This repository contains code for Yet Another Quantization Algorithm (YAQA), a quantization framework that uses a Kronecker-factored approximation of the layerwise Hessian with respect to the full-model KL divergence to better preserve model outputs after quantization. YAQA reduces the KL divergence to the original model by a factor of 1/3 over LDLQ/GPTQ across a wide range of models and quantizers, translating to state of the art performance on downstream tasks. For more details, see the paper.
This codebase is based off of the QTIP codebase, with modifications made to support YAQA's quantization algorithm.
To collect Hessians, see the README
in hessian_llama/
.
To quantize models, follow the instructions in the QTIP codebase.
Prequantized models and Sketch-B Hessians (see paper) can be found here.
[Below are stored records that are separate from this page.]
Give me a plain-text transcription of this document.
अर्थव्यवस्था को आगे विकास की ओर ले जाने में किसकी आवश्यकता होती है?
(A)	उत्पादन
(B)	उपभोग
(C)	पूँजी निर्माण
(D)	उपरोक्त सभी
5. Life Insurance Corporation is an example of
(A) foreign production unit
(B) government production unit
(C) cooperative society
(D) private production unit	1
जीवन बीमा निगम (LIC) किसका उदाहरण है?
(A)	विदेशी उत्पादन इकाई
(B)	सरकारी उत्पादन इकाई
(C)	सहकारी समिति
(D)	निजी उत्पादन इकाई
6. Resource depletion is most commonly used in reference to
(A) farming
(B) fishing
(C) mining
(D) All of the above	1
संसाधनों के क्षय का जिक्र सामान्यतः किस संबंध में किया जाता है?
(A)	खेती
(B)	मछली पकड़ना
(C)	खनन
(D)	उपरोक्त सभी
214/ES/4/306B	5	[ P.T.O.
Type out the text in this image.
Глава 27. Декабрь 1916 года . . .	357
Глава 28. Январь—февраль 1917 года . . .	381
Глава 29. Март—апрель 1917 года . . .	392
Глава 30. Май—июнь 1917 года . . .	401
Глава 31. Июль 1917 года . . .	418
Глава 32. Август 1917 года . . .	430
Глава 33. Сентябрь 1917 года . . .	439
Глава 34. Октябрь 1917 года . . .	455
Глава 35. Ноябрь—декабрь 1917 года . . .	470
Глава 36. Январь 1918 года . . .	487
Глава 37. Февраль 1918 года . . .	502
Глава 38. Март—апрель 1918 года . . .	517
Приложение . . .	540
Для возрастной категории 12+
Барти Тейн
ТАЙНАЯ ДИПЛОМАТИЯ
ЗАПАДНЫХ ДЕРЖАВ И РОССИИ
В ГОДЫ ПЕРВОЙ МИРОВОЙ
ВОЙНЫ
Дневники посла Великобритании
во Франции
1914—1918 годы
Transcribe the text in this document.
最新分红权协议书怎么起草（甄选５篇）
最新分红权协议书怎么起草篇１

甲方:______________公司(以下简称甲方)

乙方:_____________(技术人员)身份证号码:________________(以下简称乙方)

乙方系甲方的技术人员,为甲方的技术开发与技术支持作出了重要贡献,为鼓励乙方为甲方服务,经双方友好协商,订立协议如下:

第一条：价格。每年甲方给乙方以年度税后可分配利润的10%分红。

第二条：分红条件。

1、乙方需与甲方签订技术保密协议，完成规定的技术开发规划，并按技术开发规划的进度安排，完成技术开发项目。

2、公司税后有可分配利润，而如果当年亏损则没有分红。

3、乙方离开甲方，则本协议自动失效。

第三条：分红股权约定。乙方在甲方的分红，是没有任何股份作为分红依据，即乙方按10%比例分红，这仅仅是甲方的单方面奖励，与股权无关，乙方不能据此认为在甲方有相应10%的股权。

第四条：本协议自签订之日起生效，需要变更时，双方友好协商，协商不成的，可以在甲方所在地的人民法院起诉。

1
If you found this work useful, please consider citing
@misc{tseng2025modelpreservingadaptiverounding,
title={Model-Preserving Adaptive Rounding},
author={Albert Tseng and Zhaofeng Sun and Christopher De Sa},
year={2025},
eprint={2505.22988},
archivePrefix={arXiv},
primaryClass={cs.LG},
url={https://arxiv.org/abs/2505.22988},
}
Use of Llama models is governed by the Llama Community License. Use of this code is governed by the GNU GPL v3 license.